Potential for Environmental Remediation Applications: zero valent iron co-ball-milled with FeS and FeS₂, due to its better transport performance and reactivity, is more suitable for environmental remediation, such as groundwater pollution treatment. Good transport ability in porous media means that this zero valent iron can more effectively reach pollution sources for in-depth remediation.

Comparative Example 2

Based on the experimental steps of Example 1, replace the 75 g FeS and 75 g FeS₂ with an equal mass of sodium sulfide.

Comparative Example 3

Based on the experimental steps of Example 1, replace the 75 g FeS and 75 g FeS₂ with an equal mass of sodium thiosulfate.

Comparative Example 4

Based on the experimental steps of Example 1, replace the 75 g FeS and 75 g FeS₂ with an equal mass of thiourea.

Comparative Example 5

Based on the experimental steps of Example 1, replace the 75 g FeS and 75 g FeS₂ with an equal mass of sulfur.

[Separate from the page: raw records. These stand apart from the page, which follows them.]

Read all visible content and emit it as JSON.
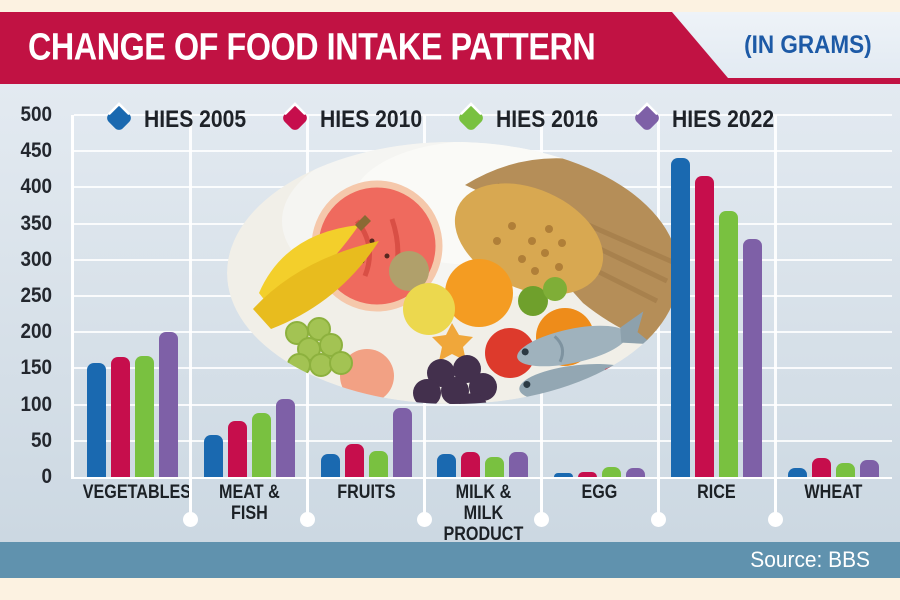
{
  "header": {
    "title": "CHANGE OF FOOD INTAKE PATTERN",
    "unit_label": "(IN GRAMS)"
  },
  "source": {
    "label": "Source: BBS"
  },
  "colors": {
    "header_red": "#c11243",
    "unit_text_blue": "#1d5aa6",
    "chart_bg": "#d9e2ea",
    "gridline": "#ffffff",
    "source_bar": "#6092ae",
    "cream_border": "#fcf2e1",
    "series_2005": "#1a69b0",
    "series_2010": "#c60e4c",
    "series_2016": "#79c140",
    "series_2022": "#7e60a7"
  },
  "legend_icon": "diamond-marker",
  "chart_data": {
    "type": "bar",
    "title": "CHANGE OF FOOD INTAKE PATTERN",
    "unit": "grams",
    "categories": [
      "VEGETABLES",
      "MEAT & FISH",
      "FRUITS",
      "MILK & MILK PRODUCT",
      "EGG",
      "RICE",
      "WHEAT"
    ],
    "series": [
      {
        "name": "HIES 2005",
        "color": "#1a69b0",
        "values": [
          157,
          58,
          32,
          32,
          5,
          440,
          12
        ]
      },
      {
        "name": "HIES 2010",
        "color": "#c60e4c",
        "values": [
          166,
          78,
          45,
          34,
          7,
          416,
          26
        ]
      },
      {
        "name": "HIES 2016",
        "color": "#79c140",
        "values": [
          167,
          88,
          36,
          27,
          14,
          367,
          20
        ]
      },
      {
        "name": "HIES 2022",
        "color": "#7e60a7",
        "values": [
          200,
          108,
          95,
          35,
          13,
          329,
          24
        ]
      }
    ],
    "ylim": [
      0,
      500
    ],
    "ytick_step": 50,
    "yticks": [
      0,
      50,
      100,
      150,
      200,
      250,
      300,
      350,
      400,
      450,
      500
    ],
    "grid": true,
    "legend_position": "top",
    "ylabel": "",
    "xlabel": ""
  }
}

FIG. 13 is a line chart of ball milling time and average particle size for Example 1 and Comparative Examples 2-5 of the present invention.

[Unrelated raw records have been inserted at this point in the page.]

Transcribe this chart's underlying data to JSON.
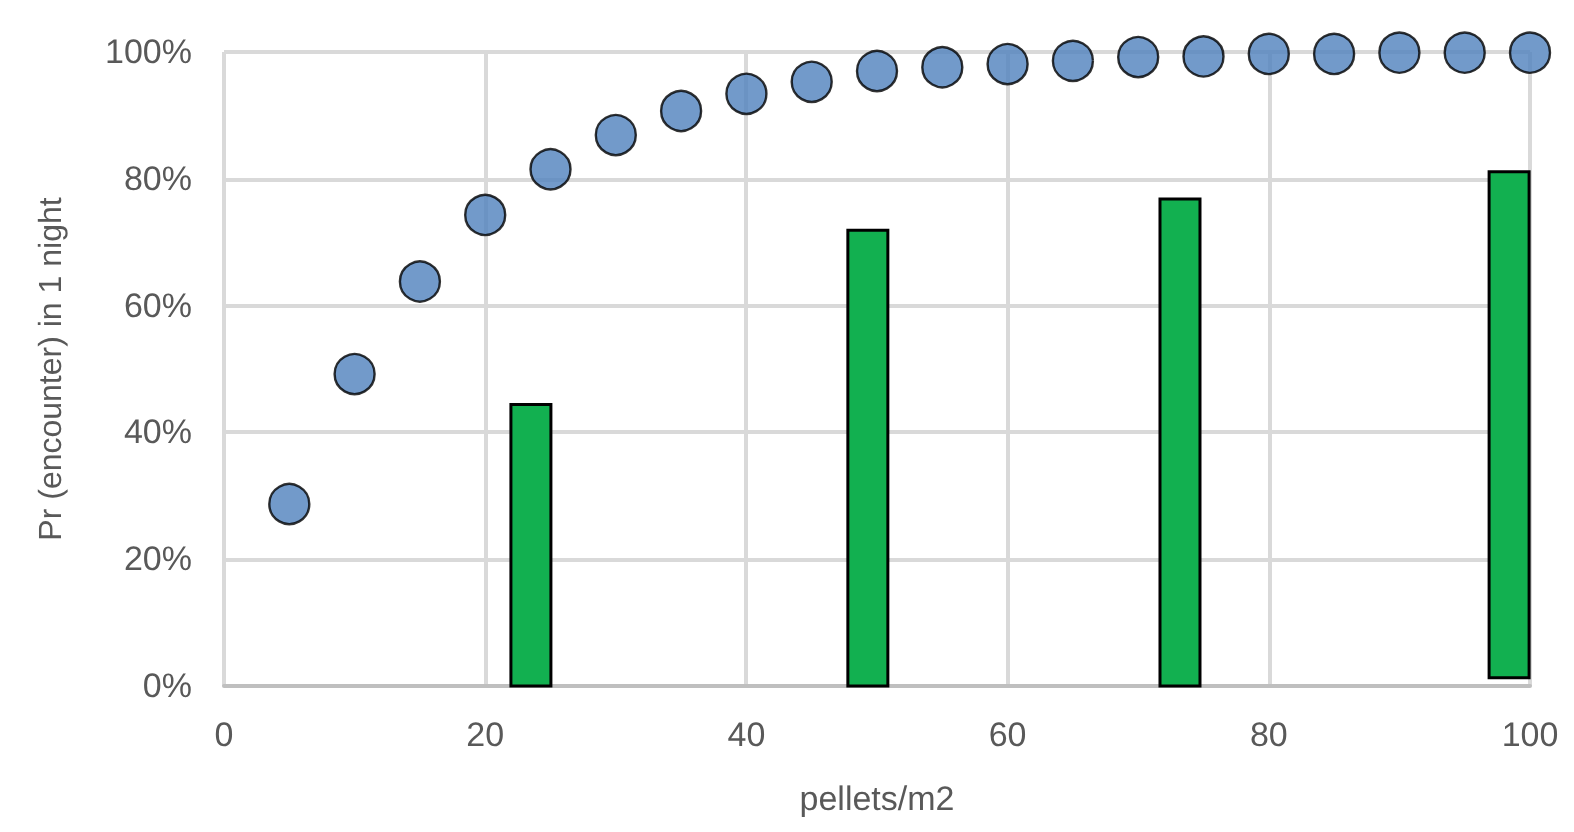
{
  "chart_data": {
    "type": "scatter",
    "xlabel": "pellets/m2",
    "ylabel": "Pr (encounter) in 1 night",
    "series": [
      {
        "color": "#4f81bd",
        "x": [
          5,
          10,
          15,
          20,
          25,
          30,
          35,
          40,
          45,
          50,
          55,
          60,
          65,
          70,
          75,
          80,
          85,
          90,
          95,
          100
        ],
        "values": [
          28.7,
          49.2,
          63.8,
          74.3,
          81.5,
          86.9,
          90.7,
          93.4,
          95.3,
          97,
          97.6,
          98.1,
          98.6,
          99.2,
          99.3,
          99.7,
          99.7,
          99.9,
          99.9,
          99.9
        ]
      },
      {
        "type": "bar",
        "color": "#12b050",
        "x": [
          23.5,
          49.3,
          73.2,
          98.4
        ],
        "base": [
          0,
          0,
          0,
          1.3
        ],
        "values": [
          44.4,
          71.9,
          76.8,
          79.8
        ]
      }
    ],
    "xlim": [
      0,
      100
    ],
    "xticks": [
      0,
      20,
      40,
      60,
      80,
      100
    ],
    "ylim": [
      0,
      100
    ],
    "yticks": [
      {
        "value": 0,
        "label": "0%"
      },
      {
        "value": 20,
        "label": "20%"
      },
      {
        "value": 40,
        "label": "40%"
      },
      {
        "value": 60,
        "label": "60%"
      },
      {
        "value": 80,
        "label": "80%"
      },
      {
        "value": 100,
        "label": "100%"
      }
    ],
    "grid": true,
    "marker": "circle"
  }
}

As shown in FIG. 13, when iron sulfide is used as the ball milling additive in Example 1, the ball milling effect is the best, with a significant reduction in average particle size. Sodium sulfide in comparative Example 2 has the next best effect. Sodium thiosulfate, thiourea, and sulfur in comparative Examples 3-5 have poor effects, with little reduction in average particle size after ball milling.

Those skilled in the art should understand that the present invention is not limited by the above embodiments. The above embodiments and the description are only used to illustrate the principles of the present invention. Without departing from the spirit and scope of the present invention, the present invention will have various changes and improvements, all of which fall within the claimed scope of the present invention. The protection scope of the present invention is defined by the appended claims and their equivalents.